Department of Animal Science

 

Date of this Version

2013

Citation

Range Beef Cow Symposium XXIII, December 3-5, 2013, Rushmore Plaza Civic Center, Rapid City, SD.

Comments

Copyright © 2013 Lisa M. Elliott.

Abstract

Capturing value from managing beef genetic depends on three key complementary components—genetic management, organization design, and market differentiation. Without complementary changes to organization and market differentiation mechanisms, value from better management of beef genetics may not be fully captured, or beef genetics may be undermanaged. The purpose of this paper is to frame the problem of obtaining optimal beef genetic management as identifying, and employing, complementary organization arrangements and market differentiation mechanisms that reduce transaction costs and facilitate greater beef genetic management. The paper concludes with specific recommendations for northern beef producers to improve capturing the value of greater genetic management.
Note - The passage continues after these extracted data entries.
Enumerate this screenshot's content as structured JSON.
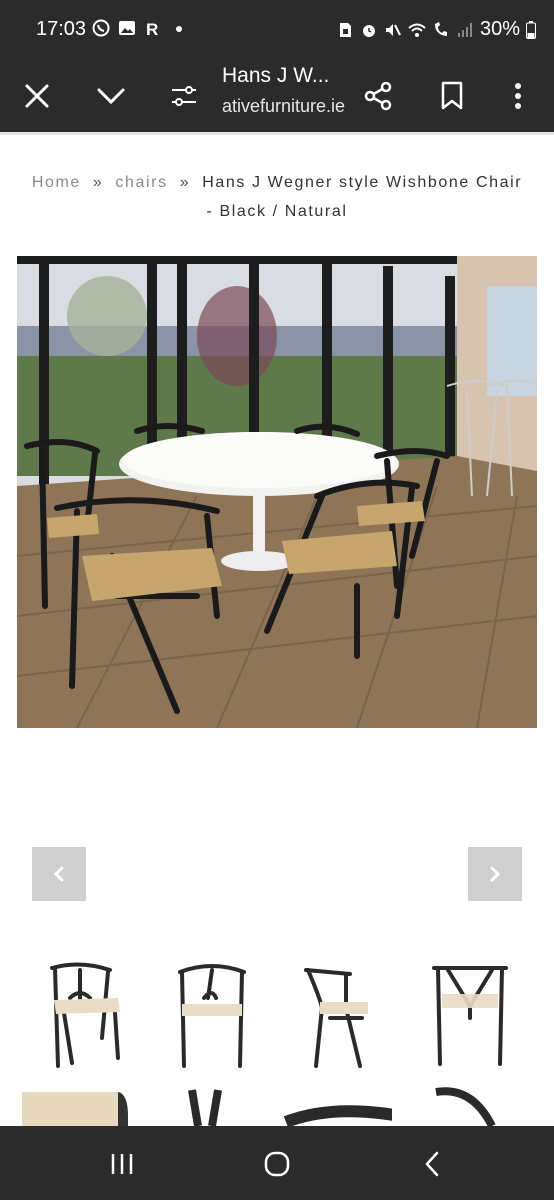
{
  "status_bar": {
    "time": "17:03",
    "left_icons": [
      "whatsapp-icon",
      "image-icon",
      "r-app-icon",
      "dot-icon"
    ],
    "right_icons": [
      "sim-icon",
      "alarm-icon",
      "mute-icon",
      "wifi-icon",
      "wifi-call-icon",
      "signal-icon"
    ],
    "battery": "30%"
  },
  "toolbar": {
    "title": "Hans J W...",
    "url": "ativefurniture.ie",
    "icons": [
      "close-icon",
      "chevron-down-icon",
      "page-settings-icon",
      "share-icon",
      "bookmark-icon",
      "more-icon"
    ]
  },
  "breadcrumb": {
    "home": "Home",
    "separator": "»",
    "category": "chairs",
    "current_line1": "Hans J Wegner style Wishbone Chair",
    "current_line2": "- Black / Natural"
  },
  "hero": {
    "description": "dining room with wishbone chairs around white tulip table"
  },
  "carousel": {
    "prev_icon": "chevron-left-icon",
    "next_icon": "chevron-right-icon"
  },
  "thumbnails": [
    {
      "name": "thumb-chair-front-angle"
    },
    {
      "name": "thumb-chair-front"
    },
    {
      "name": "thumb-chair-side"
    },
    {
      "name": "thumb-chair-back"
    }
  ],
  "colors": {
    "bar_bg": "#2b2b2b",
    "arrow_bg": "#cfcfcf",
    "breadcrumb_link": "#8a8a8a"
  },
  "navbar": {
    "icons": [
      "recent-apps-icon",
      "home-icon",
      "back-icon"
    ]
  }
}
The problem of obtaining optimal management of beef genetics results from transaction costs in the beef supply chain. Transmission of price signals that incentivizes greater genetic management has been shown to be distorted from transaction costs in a nonintegrated beef supply chain; these transaction costs result because of typical market failures that are described in the academic literature, examples include: opportunism for asset specific investment, inadequate risk-sharing institutions, horizon investment problems, specialized human capital required for optimal genetic management, and uncertain product differentiation signals to buyers and consumers. The adoption of a vertically integrated supply chain, as an alternative to the market mechanisms, may reduce transaction costs that occur using the price mechanism; however, vertical integration in the beef chain may result in large “bureaucratic costs” because of the heterogeneity of beef production-- both in scale and geography and in producer financial attributes and objective functions. The existence of bureaucratic costs in either a vertically integrated beef supply chain, or a beef supply chain that relies on improper or mixed price signals, results in sub-optimal investment in genetic management. As a result, there is the opportunity to capture greater value from added premiums, or reduced costs, by adopting greater genetic management in beef production if there are complimentary organization and market differentiation mechanisms (James, Klein, and Sykuta, 2007).